Version-Release number of selected component (if applicable):
selinux-policy-3.7.19-195.el6_4.10.noarch

How reproducible: 100%


Steps to Reproduce:
1. Build vdsm from http://gerrit.ovirt.org/#/c/15890/ or nightly once that patch is merged
2. execute
vdsClient 0 addNetwork bridge=foo nics=eth0 bootproto=dhcp

where eth0 is a nic connected to a network that serves dhcp information.

Actual results:
if you do "ip rule show", no rules are added for the new ip config.

Expected results:
there are two ip rules for the new network.

Additional info:
grep python /var/log/audit/audit.log | audit2allow -M mypol
semodule -i mypol.pp

solves the issue, so it seems that just updating the policy to include this use case should solve the bug.
Comment 2 Antoni Segura Puimedon 2013-06-25 22:06:48 UTC 
The new behavior of the libvirt detection throws a few more avc denials on bootup. I'll try to make an attachment for them in the morning.
Comment 3 Antoni Segura Puimedon 2013-07-01 15:00:47 UTC 
Well, I'm a bit delayed with that attachment, but in the meantime, the proper explanation for the need in policy change is:

The vdsm service, vdsmd, executes in selinux context system_u:system_r:virtd_t
and its supervdsmd counterpart executes in the system_u:system_r:initrc_t context. This allows them to interact with libvirt, qemu, /etc files, sockets, network interface netlink changes, etc.

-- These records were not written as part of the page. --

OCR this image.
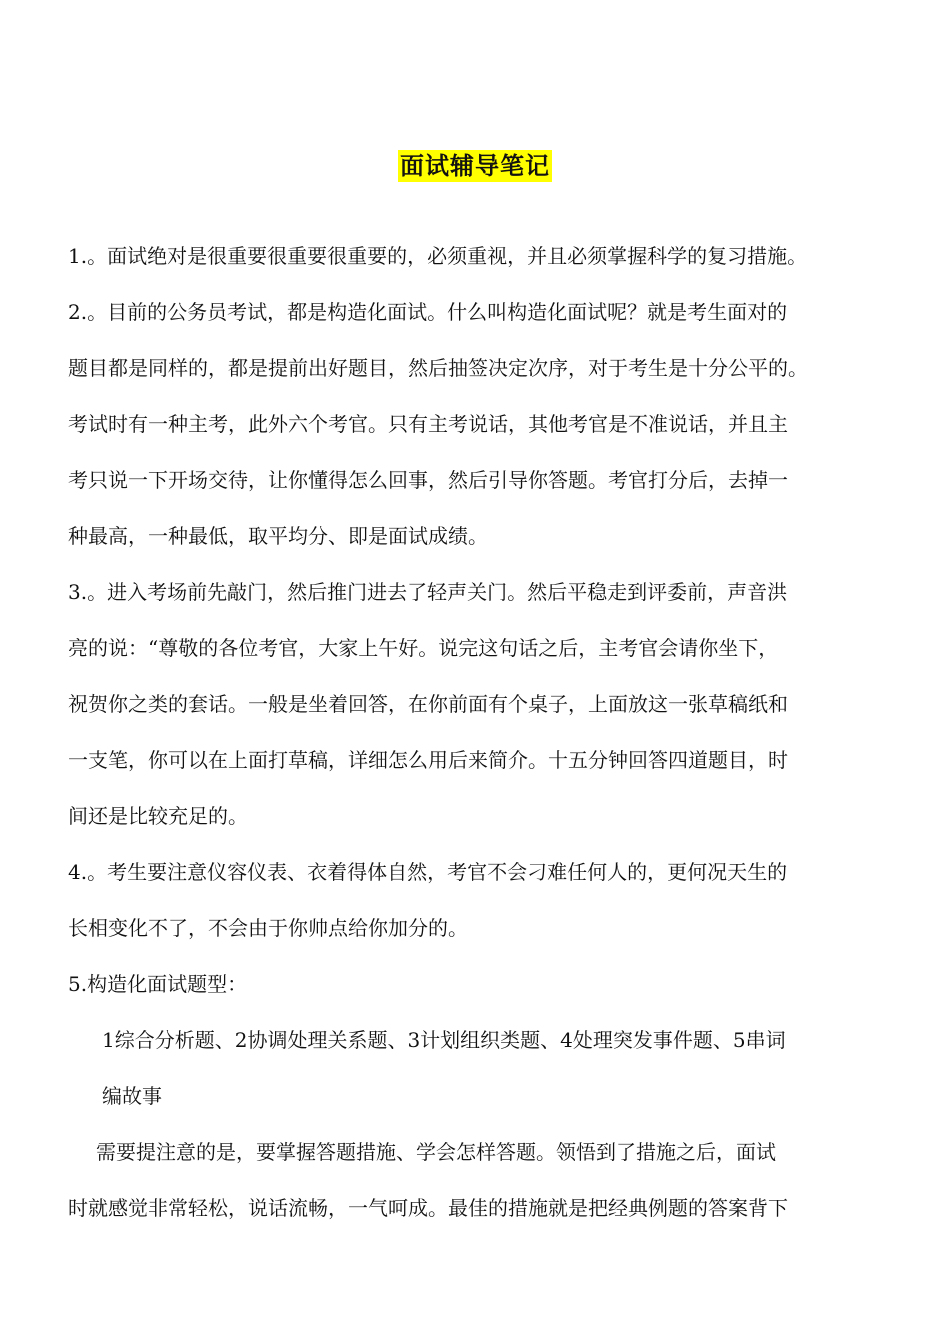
面试辅导笔记

1.。面试绝对是很重要很重要很重要的，必须重视，并且必须掌握科学的复习措施。

2.。目前的公务员考试，都是构造化面试。什么叫构造化面试呢？就是考生面对的
题目都是同样的，都是提前出好题目，然后抽签决定次序，对于考生是十分公平的。
考试时有一种主考，此外六个考官。只有主考说话，其他考官是不准说话，并且主
考只说一下开场交待，让你懂得怎么回事，然后引导你答题。考官打分后，去掉一
种最高，一种最低，取平均分、即是面试成绩。

3.。进入考场前先敲门，然后推门进去了轻声关门。然后平稳走到评委前，声音洪
亮的说：“尊敬的各位考官，大家上午好。说完这句话之后，主考官会请你坐下，
祝贺你之类的套话。一般是坐着回答，在你前面有个桌子，上面放这一张草稿纸和
一支笔，你可以在上面打草稿，详细怎么用后来简介。十五分钟回答四道题目，时
间还是比较充足的。

4.。考生要注意仪容仪表、衣着得体自然，考官不会刁难任何人的，更何况天生的
长相变化不了，不会由于你帅点给你加分的。

5.构造化面试题型：

1综合分析题、2协调处理关系题、3计划组织类题、4处理突发事件题、5串词
编故事

需要提注意的是，要掌握答题措施、学会怎样答题。领悟到了措施之后，面试
时就感觉非常轻松，说话流畅，一气呵成。最佳的措施就是把经典例题的答案背下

For the multiple gateways feature, ( https://bugzilla.redhat.com/show_bug.cgi?id=618636 ), we need to perform a reasonably sized subset of those restricted actions as part of the DHCP hook that sets up source routing rules and routes (as opposed to destination routing) when dhcp receives a lease for an interface that belongs to vdsm. However, the DHCP hook can and is run on network service start, that is much prior to libvirtd and vdsmd startup when booting up and, for this reason, it can't just call vdsmd, it must call the vdsm code to perform the actions it needs.

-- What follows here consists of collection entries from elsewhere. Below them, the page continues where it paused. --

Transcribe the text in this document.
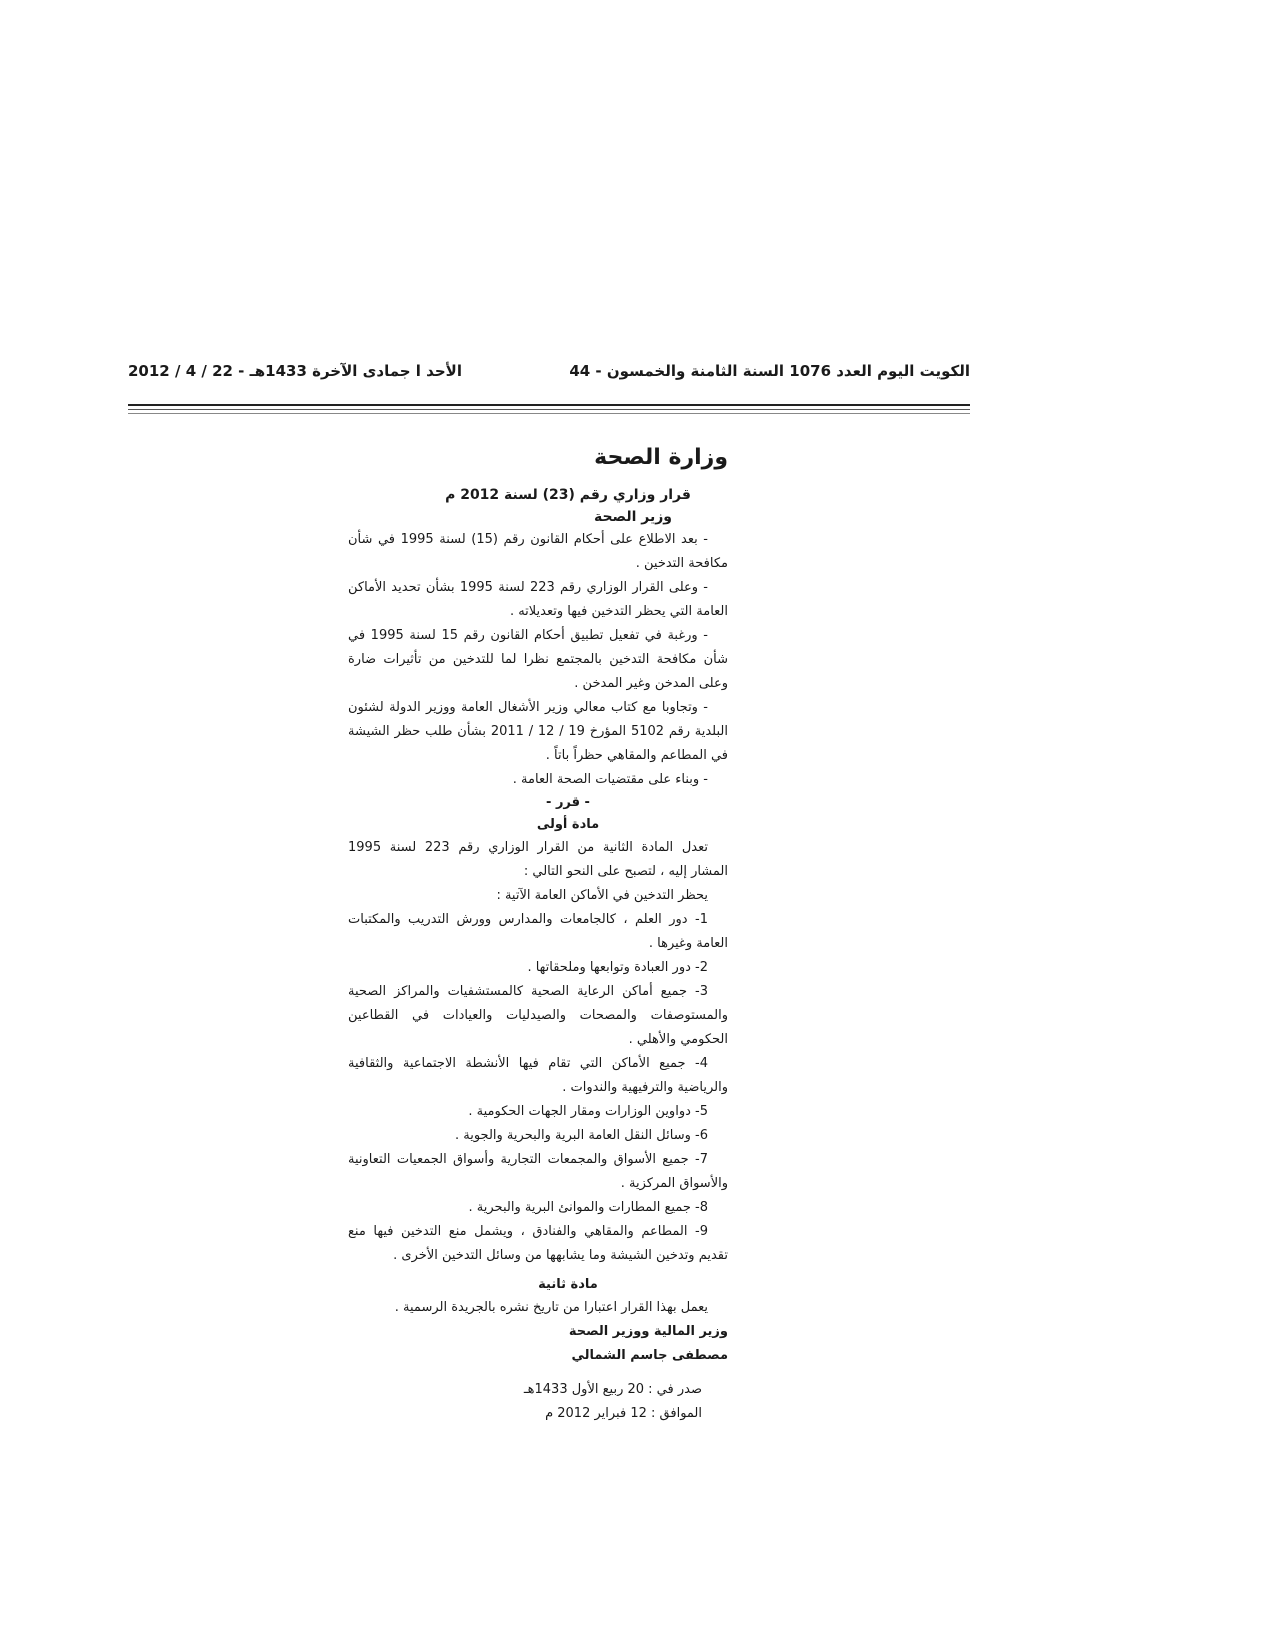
الكويت اليوم العدد 1076 السنة الثامنة والخمسون - 44
الأحد ا جمادى الآخرة 1433هـ - 22 / 4 / 2012
وزارة الصحة
قرار وزاري رقم (23) لسنة 2012 م
وزير الصحة

- بعد الاطلاع على أحكام القانون رقم (15) لسنة 1995 في شأن مكافحة التدخين .

- وعلى القرار الوزاري رقم 223 لسنة 1995 بشأن تحديد الأماكن العامة التي يحظر التدخين فيها وتعديلاته .

- ورغبة في تفعيل تطبيق أحكام القانون رقم 15 لسنة 1995 في شأن مكافحة التدخين بالمجتمع نظرا لما للتدخين من تأثيرات ضارة وعلى المدخن وغير المدخن .

- وتجاوبا مع كتاب معالي وزير الأشغال العامة ووزير الدولة لشئون البلدية رقم 5102 المؤرخ 19 / 12 / 2011 بشأن طلب حظر الشيشة في المطاعم والمقاهي حظراً باتاً .

- وبناء على مقتضيات الصحة العامة .

- قرر -
مادة أولى

تعدل المادة الثانية من القرار الوزاري رقم 223 لسنة 1995 المشار إليه ، لتصبح على النحو التالي :

يحظر التدخين في الأماكن العامة الآتية :

1- دور العلم ، كالجامعات والمدارس وورش التدريب والمكتبات العامة وغيرها .

2- دور العبادة وتوابعها وملحقاتها .

3- جميع أماكن الرعاية الصحية كالمستشفيات والمراكز الصحية والمستوصفات والمصحات والصيدليات والعيادات في القطاعين الحكومي والأهلي .

4- جميع الأماكن التي تقام فيها الأنشطة الاجتماعية والثقافية والرياضية والترفيهية والندوات .

5- دواوين الوزارات ومقار الجهات الحكومية .

6- وسائل النقل العامة البرية والبحرية والجوية .

7- جميع الأسواق والمجمعات التجارية وأسواق الجمعيات التعاونية والأسواق المركزية .

8- جميع المطارات والموانئ البرية والبحرية .

9- المطاعم والمقاهي والفنادق ، ويشمل منع التدخين فيها منع تقديم وتدخين الشيشة وما يشابهها من وسائل التدخين الأخرى .

مادة ثانية

يعمل بهذا القرار اعتبارا من تاريخ نشره بالجريدة الرسمية .

وزير المالية ووزير الصحة

مصطفى جاسم الشمالي

صدر في : 20 ربيع الأول 1433هـ

الموافق : 12 فبراير 2012 م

Thus, to solve the issue the selinux-policy must give access to python executing in the dhcp_t context to perform the actions that the normal vdsmd context (system_u:system_r:virtd_t) allows.
Comment 4 Daniel Walsh 2013-07-02 11:31:28 UTC 
supervdsmd  Should probably run as the same label vdsmd.  What is its path?

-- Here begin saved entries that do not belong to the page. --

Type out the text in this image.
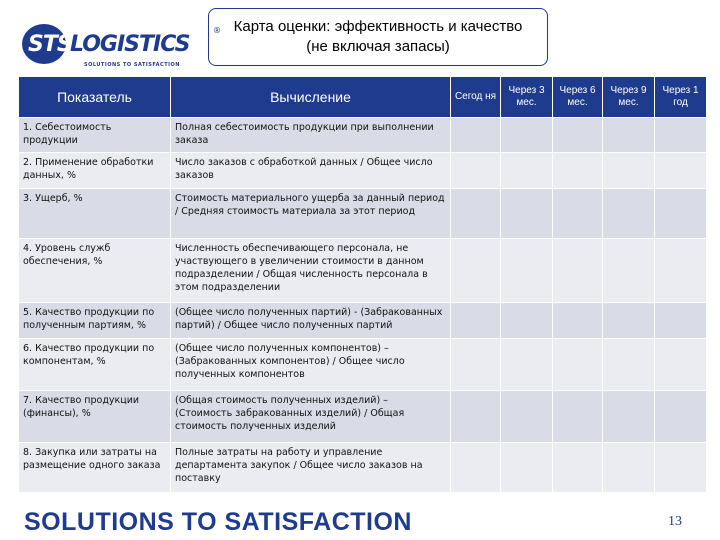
STS
LOGISTICS
®
SOLUTIONS TO SATISFACTION
Карта оценки: эффективность и качество (не включая запасы)
Показатель	Вычисление	Сегод ня	Через 3 мес.	Через 6 мес.	Через 9 мес.	Через 1 год
1. Себестоимость продукции	Полная себестоимость продукции при выполнении заказа					
2. Применение обработки данных, %	Число заказов с обработкой данных / Общее число заказов					
3. Ущерб, %	Стоимость материального ущерба за данный период / Средняя стоимость материала за этот период					
4. Уровень служб обеспечения, %	Численность обеспечивающего персонала, не участвующего в увеличении стоимости в данном подразделении / Общая численность персонала в этом подразделении					
5. Качество продукции по полученным партиям, %	(Общее число полученных партий) - (Забракованных партий) / Общее число полученных партий					
6. Качество продукции по компонентам, %	(Общее число полученных компонентов) – (Забракованных компонентов) / Общее число полученных компонентов					
7. Качество продукции (финансы), %	(Общая стоимость полученных изделий) – (Стоимость забракованных изделий) / Общая стоимость полученных изделий					
8. Закупка или затраты на размещение одного заказа	Полные затраты на работу и управление департамента закупок / Общее число заказов на поставку					
SOLUTIONS TO SATISFACTION	13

As far as dhcp_t having the all the rules as virtd_t, I would rather see the AVC's.  I doubt dhcp_t is going to be launching virtual machines as svirt_t.
Comment 5 Antoni Segura Puimedon 2013-07-25 14:26:00 UTC 
We reworked the approach of what we do not to require selinux policy changes. However, on F18 and F19 versions:
selinux-policy-3.11.1-98.fc18
selinux-policy-3.12.1-65.fc19

get avc denials. What we do is have dhcp_t create and write to files in /var/run/vdsm/sourceRoutes/

I attach the dhcp_t denials.
Comment 6 Antoni Segura Puimedon 2013-07-25 14:32:00 UTC 
Created attachment 778276 [details]
audit.log of the denials in F19

These are the denials in Fedoa 19 after running in permissive mode and then trying to make it run on enforcing mode.
Comment 7 Antoni Segura Puimedon 2013-07-25 14:39:30 UTC 
Tried a policy mad of attachment 778276 [details] with audit2allow and the functionality is restored for f19.
Comment 8 Daniel Walsh 2013-07-26 17:28:49 UTC 
c82f9befc26d03bc711d5d9606c7f990b1d57ca7 fixes this in git.
Comment 9 Mark Wu 2013-07-30 09:31:49 UTC 
*** Bug 990024 has been marked as a duplicate of this bug. ***
Comment 10 Fedora Update System 2013-08-02 13:27:37 UTC 
selinux-policy-3.12.1-69.fc19 has been submitted as an update for Fedora 19.
https://admin.fedoraproject.org/updates/selinux-policy-3.12.1-69.fc19
Comment 11 Fedora Update System 2013-08-02 21:53:55 UTC 
Package selinux-policy-3.12.1-69.fc19:
* should fix your issue,
* was pushed to the Fedora 19 testing repository,
* should be available at your local mirror within two days.
Update it with:
# su -c 'yum update --enablerepo=updates-testing selinux-policy-3.12.1-69.fc19'
as soon as you are able to.
Please go to the following url:
https://admin.fedoraproject.org/updates/FEDORA-2013-14089/selinux-policy-3.12.1-69.fc19
then log in and leave karma (feedback).
Comment 12 Fedora Update System 2013-08-04 22:58:22 UTC 
selinux-policy-3.12.1-69.fc19 has been pushed to the Fedora 19 stable repository.  If problems still persist, please make note of it in this bug report.